Predict House Price in King County with Azure Machine Learning and Power BI (Part 2)

4 min readDec 14, 2021

So in the part 1, I have explained about Regression Analysis. In Part 2, I will explain about clustering.

You can read part 1 through this link:

Predict House Price in King County with Azure Machine Learning and Power BI (Part 1)

King County, Washington, United States is the most populous county in Washington. A large number of residents attracts property sellers in this area.

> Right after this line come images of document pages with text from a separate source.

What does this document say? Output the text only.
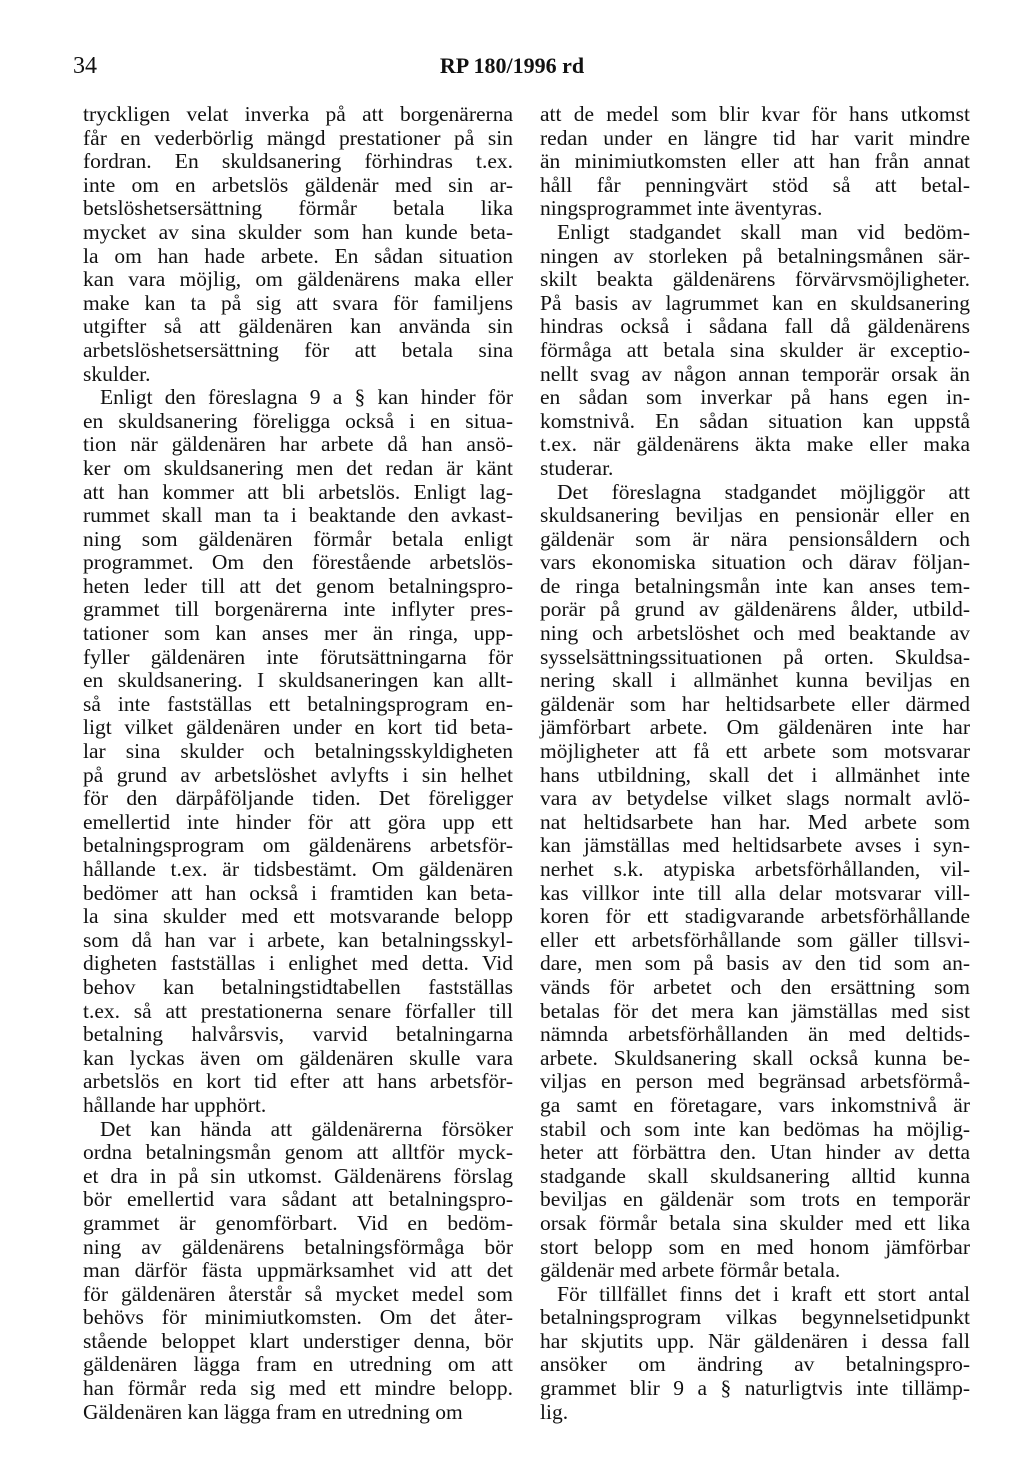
34	RP 180/1996 rd
tryckligen velat inverka på att borgenärerna
får en vederbörlig mängd prestationer på sin
fordran. En skuldsanering förhindras t.ex.
inte om en arbetslös gäldenär med sin ar-
betslöshetsersättning förmår betala lika
mycket av sina skulder som han kunde beta-
la om han hade arbete. En sådan situation
kan vara möjlig, om gäldenärens maka eller
make kan ta på sig att svara för familjens
utgifter så att gäldenären kan använda sin
arbetslöshetsersättning för att betala sina
skulder.
Enligt den föreslagna 9 a § kan hinder för
en skuldsanering föreligga också i en situa-
tion när gäldenären har arbete då han ansö-
ker om skuldsanering men det redan är känt
att han kommer att bli arbetslös. Enligt lag-
rummet skall man ta i beaktande den avkast-
ning som gäldenären förmår betala enligt
programmet. Om den förestående arbetslös-
heten leder till att det genom betalningspro-
grammet till borgenärerna inte inflyter pres-
tationer som kan anses mer än ringa, upp-
fyller gäldenären inte förutsättningarna för
en skuldsanering. I skuldsaneringen kan allt-
så inte fastställas ett betalningsprogram en-
ligt vilket gäldenären under en kort tid beta-
lar sina skulder och betalningsskyldigheten
på grund av arbetslöshet avlyfts i sin helhet
för den därpåföljande tiden. Det föreligger
emellertid inte hinder för att göra upp ett
betalningsprogram om gäldenärens arbetsför-
hållande t.ex. är tidsbestämt. Om gäldenären
bedömer att han också i framtiden kan beta-
la sina skulder med ett motsvarande belopp
som då han var i arbete, kan betalningsskyl-
digheten fastställas i enlighet med detta. Vid
behov kan betalningstidtabellen fastställas
t.ex. så att prestationerna senare förfaller till
betalning halvårsvis, varvid betalningarna
kan lyckas även om gäldenären skulle vara
arbetslös en kort tid efter att hans arbetsför-
hållande har upphört.
Det kan hända att gäldenärerna försöker
ordna betalningsmån genom att alltför myck-
et dra in på sin utkomst. Gäldenärens förslag
bör emellertid vara sådant att betalningspro-
grammet är genomförbart. Vid en bedöm-
ning av gäldenärens betalningsförmåga bör
man därför fästa uppmärksamhet vid att det
för gäldenären återstår så mycket medel som
behövs för minimiutkomsten. Om det åter-
stående beloppet klart understiger denna, bör
gäldenären lägga fram en utredning om att
han förmår reda sig med ett mindre belopp.
Gäldenären kan lägga fram en utredning om
att de medel som blir kvar för hans utkomst
redan under en längre tid har varit mindre
än minimiutkomsten eller att han från annat
håll får penningvärt stöd så att betal-
ningsprogrammet inte äventyras.
Enligt stadgandet skall man vid bedöm-
ningen av storleken på betalningsmånen sär-
skilt beakta gäldenärens förvärvsmöjligheter.
På basis av lagrummet kan en skuldsanering
hindras också i sådana fall då gäldenärens
förmåga att betala sina skulder är exceptio-
nellt svag av någon annan temporär orsak än
en sådan som inverkar på hans egen in-
komstnivå. En sådan situation kan uppstå
t.ex. när gäldenärens äkta make eller maka
studerar.
Det föreslagna stadgandet möjliggör att
skuldsanering beviljas en pensionär eller en
gäldenär som är nära pensionsåldern och
vars ekonomiska situation och därav följan-
de ringa betalningsmån inte kan anses tem-
porär på grund av gäldenärens ålder, utbild-
ning och arbetslöshet och med beaktande av
sysselsättningssituationen på orten. Skuldsa-
nering skall i allmänhet kunna beviljas en
gäldenär som har heltidsarbete eller därmed
jämförbart arbete. Om gäldenären inte har
möjligheter att få ett arbete som motsvarar
hans utbildning, skall det i allmänhet inte
vara av betydelse vilket slags normalt avlö-
nat heltidsarbete han har. Med arbete som
kan jämställas med heltidsarbete avses i syn-
nerhet s.k. atypiska arbetsförhållanden, vil-
kas villkor inte till alla delar motsvarar vill-
koren för ett stadigvarande arbetsförhållande
eller ett arbetsförhållande som gäller tillsvi-
dare, men som på basis av den tid som an-
vänds för arbetet och den ersättning som
betalas för det mera kan jämställas med sist
nämnda arbetsförhållanden än med deltids-
arbete. Skuldsanering skall också kunna be-
viljas en person med begränsad arbetsförmå-
ga samt en företagare, vars inkomstnivå är
stabil och som inte kan bedömas ha möjlig-
heter att förbättra den. Utan hinder av detta
stadgande skall skuldsanering alltid kunna
beviljas en gäldenär som trots en temporär
orsak förmår betala sina skulder med ett lika
stort belopp som en med honom jämförbar
gäldenär med arbete förmår betala.
För tillfället finns det i kraft ett stort antal
betalningsprogram vilkas begynnelsetidpunkt
har skjutits upp. När gäldenären i dessa fall
ansöker om ändring av betalningspro-
grammet blir 9 a § naturligtvis inte tillämp-
lig.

So in this Microsoft X Studi Independen Kampus Merdeka Capstone project, I take the case of MariBisnis, a company that wants to know the house price prediction in King County.

To solve this problem, Microsoft provides resources with less/no code to make predictions and applications to visualize.

Purpose

Train machines with existing data in order to make house price predictions.
With the existing data, it can be seen the trend of home sales from time to time as information on home sales business strategies
The existing data will be visualized so that the data can be understood by the managerial level.

Benefits

Using visually displayed analysis can summarize a picture of the current state of the property
The analyzed data will then be used for future decision-making.

Create House Cluster

You can check video demo through this link.

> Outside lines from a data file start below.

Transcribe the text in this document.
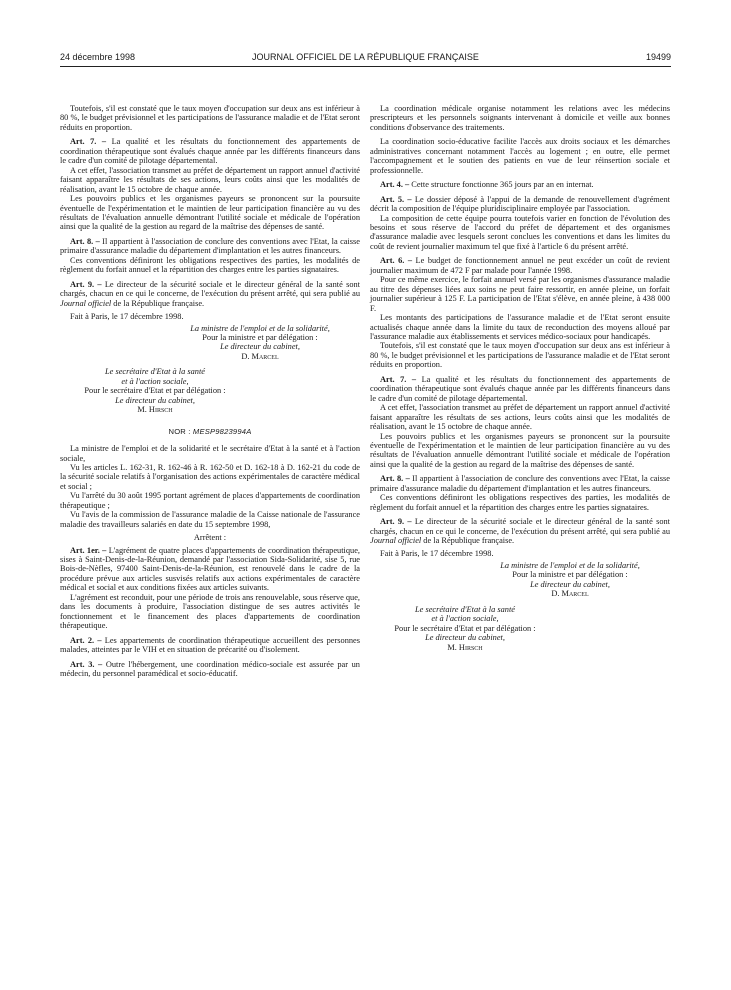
24 décembre 1998	JOURNAL OFFICIEL DE LA RÉPUBLIQUE FRANÇAISE	19499

Toutefois, s'il est constaté que le taux moyen d'occupation sur deux ans est inférieur à 80 %, le budget prévisionnel et les participations de l'assurance maladie et de l'Etat seront réduits en proportion.

Art. 7. – La qualité et les résultats du fonctionnement des appartements de coordination thérapeutique sont évalués chaque année par les différents financeurs dans le cadre d'un comité de pilotage départemental.

A cet effet, l'association transmet au préfet de département un rapport annuel d'activité faisant apparaître les résultats de ses actions, leurs coûts ainsi que les modalités de réalisation, avant le 15 octobre de chaque année.

Les pouvoirs publics et les organismes payeurs se prononcent sur la poursuite éventuelle de l'expérimentation et le maintien de leur participation financière au vu des résultats de l'évaluation annuelle démontrant l'utilité sociale et médicale de l'opération ainsi que la qualité de la gestion au regard de la maîtrise des dépenses de santé.

Art. 8. – Il appartient à l'association de conclure des conventions avec l'Etat, la caisse primaire d'assurance maladie du département d'implantation et les autres financeurs.

Ces conventions définiront les obligations respectives des parties, les modalités de règlement du forfait annuel et la répartition des charges entre les parties signataires.

Art. 9. – Le directeur de la sécurité sociale et le directeur général de la santé sont chargés, chacun en ce qui le concerne, de l'exécution du présent arrêté, qui sera publié au Journal officiel de la République française.

Fait à Paris, le 17 décembre 1998.

La ministre de l'emploi et de la solidarité,
Pour la ministre et par délégation :
Le directeur du cabinet,
D. Marcel
Le secrétaire d'Etat à la santé
et à l'action sociale,
Pour le secrétaire d'Etat et par délégation :
Le directeur du cabinet,
M. Hirsch

NOR : MESP9823994A

La ministre de l'emploi et de la solidarité et le secrétaire d'Etat à la santé et à l'action sociale,

Vu les articles L. 162-31, R. 162-46 à R. 162-50 et D. 162-18 à D. 162-21 du code de la sécurité sociale relatifs à l'organisation des actions expérimentales de caractère médical et social ;

Vu l'arrêté du 30 août 1995 portant agrément de places d'appartements de coordination thérapeutique ;

Vu l'avis de la commission de l'assurance maladie de la Caisse nationale de l'assurance maladie des travailleurs salariés en date du 15 septembre 1998,

Arrêtent :

Art. 1er. – L'agrément de quatre places d'appartements de coordination thérapeutique, sises à Saint-Denis-de-la-Réunion, demandé par l'association Sida-Solidarité, sise 5, rue Bois-de-Nèfles, 97400 Saint-Denis-de-la-Réunion, est renouvelé dans le cadre de la procédure prévue aux articles susvisés relatifs aux actions expérimentales de caractère médical et social et aux conditions fixées aux articles suivants.

L'agrément est reconduit, pour une période de trois ans renouvelable, sous réserve que, dans les documents à produire, l'association distingue de ses autres activités le fonctionnement et le financement des places d'appartements de coordination thérapeutique.

Art. 2. – Les appartements de coordination thérapeutique accueillent des personnes malades, atteintes par le VIH et en situation de précarité ou d'isolement.

Art. 3. – Outre l'hébergement, une coordination médico-sociale est assurée par un médecin, du personnel paramédical et socio-éducatif.

La coordination médicale organise notamment les relations avec les médecins prescripteurs et les personnels soignants intervenant à domicile et veille aux bonnes conditions d'observance des traitements.

La coordination socio-éducative facilite l'accès aux droits sociaux et les démarches administratives concernant notamment l'accès au logement ; en outre, elle permet l'accompagnement et le soutien des patients en vue de leur réinsertion sociale et professionnelle.

Art. 4. – Cette structure fonctionne 365 jours par an en internat.

Art. 5. – Le dossier déposé à l'appui de la demande de renouvellement d'agrément décrit la composition de l'équipe pluridisciplinaire employée par l'association.

La composition de cette équipe pourra toutefois varier en fonction de l'évolution des besoins et sous réserve de l'accord du préfet de département et des organismes d'assurance maladie avec lesquels seront conclues les conventions et dans les limites du coût de revient journalier maximum tel que fixé à l'article 6 du présent arrêté.

Art. 6. – Le budget de fonctionnement annuel ne peut excéder un coût de revient journalier maximum de 472 F par malade pour l'année 1998.

Pour ce même exercice, le forfait annuel versé par les organismes d'assurance maladie au titre des dépenses liées aux soins ne peut faire ressortir, en année pleine, un forfait journalier supérieur à 125 F. La participation de l'Etat s'élève, en année pleine, à 438 000 F.

Les montants des participations de l'assurance maladie et de l'Etat seront ensuite actualisés chaque année dans la limite du taux de reconduction des moyens alloué par l'assurance maladie aux établissements et services médico-sociaux pour handicapés.

Toutefois, s'il est constaté que le taux moyen d'occupation sur deux ans est inférieur à 80 %, le budget prévisionnel et les participations de l'assurance maladie et de l'Etat seront réduits en proportion.

Art. 7. – La qualité et les résultats du fonctionnement des appartements de coordination thérapeutique sont évalués chaque année par les différents financeurs dans le cadre d'un comité de pilotage départemental.

A cet effet, l'association transmet au préfet de département un rapport annuel d'activité faisant apparaître les résultats de ses actions, leurs coûts ainsi que les modalités de réalisation, avant le 15 octobre de chaque année.

Les pouvoirs publics et les organismes payeurs se prononcent sur la poursuite éventuelle de l'expérimentation et le maintien de leur participation financière au vu des résultats de l'évaluation annuelle démontrant l'utilité sociale et médicale de l'opération ainsi que la qualité de la gestion au regard de la maîtrise des dépenses de santé.

Art. 8. – Il appartient à l'association de conclure des conventions avec l'Etat, la caisse primaire d'assurance maladie du département d'implantation et les autres financeurs.

Ces conventions définiront les obligations respectives des parties, les modalités de règlement du forfait annuel et la répartition des charges entre les parties signataires.

Art. 9. – Le directeur de la sécurité sociale et le directeur général de la santé sont chargés, chacun en ce qui le concerne, de l'exécution du présent arrêté, qui sera publié au Journal officiel de la République française.

Fait à Paris, le 17 décembre 1998.

La ministre de l'emploi et de la solidarité,
Pour la ministre et par délégation :
Le directeur du cabinet,
D. Marcel
Le secrétaire d'Etat à la santé
et à l'action sociale,
Pour le secrétaire d'Etat et par délégation :
Le directeur du cabinet,
M. Hirsch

Flowchart Create House Cluster

Preprocessing

The purpose of grouping house types is to make it easier to visualize, make it easier to target markets and convey insights. The steps in performing clustering, select the column used. Columns used here are all columns except id, date, longitude, and latitude. Clean up lost data. If there is a row that has a null value in the column, then all the values in that row will be deleted. Normalization is used using Zscore or it can be called Standard Scaling.

Divide the data into training data and data for validation with a ratio of 7:3.

2. Modeling

The data is modeled using K-Means Clustering then divided into 5 centroids. In general, clustering uses iterative techniques to group cases in a dataset into clusters that have similar characteristics. This grouping is useful for exploring the data, identifying anomalies in the data, and finally for making predictions. Clustering models can also help identify relationships in a data set that might not be logically obtained by simple tracing or observation. For this reason, clustering is often used in the early phases of machine learning tasks, to explore data and find unexpected correlations. When configuring a clustering model using the k-means method, it is necessary to specify a target number k that represents the desired number of centroids in the model. The centroid is the point that represents each cluster. The K-means algorithm assigns each data point to one of the clusters by minimizing the number of squares in the cluster.

Parameter:

create trainer mode: Single Parameter

number of centroids: 5

Initialization: K-Means++

random number seeds:-

Metric: Euclidean

Iterations: 100

assign label mode: Ignore label column

Train model Using all columns, except id, date, latitude, and longitudinal columns. Each row is included in a cluster.

3. Evaluation

Enter the data on the cluster that has been initiated. The cluster that has the most members is cluster no 3 as many as 2308.

Training Pipeline

Real-Time Inference Pipeline

Enter data manually in enter data manually module. Delete the previous modules, namely MariBisnis-preprocess, select column in the dataset, and evaluate the model. This endpoint will later be used to enter data into Power BI.

Test to Power BI

To get the desired model, connect with Azure Machine Learning then select the clustering model. The cluster results will appear in Power BI. With the results of the clusters in Power BI, the results are shown as follows where the most data is in cluster 3.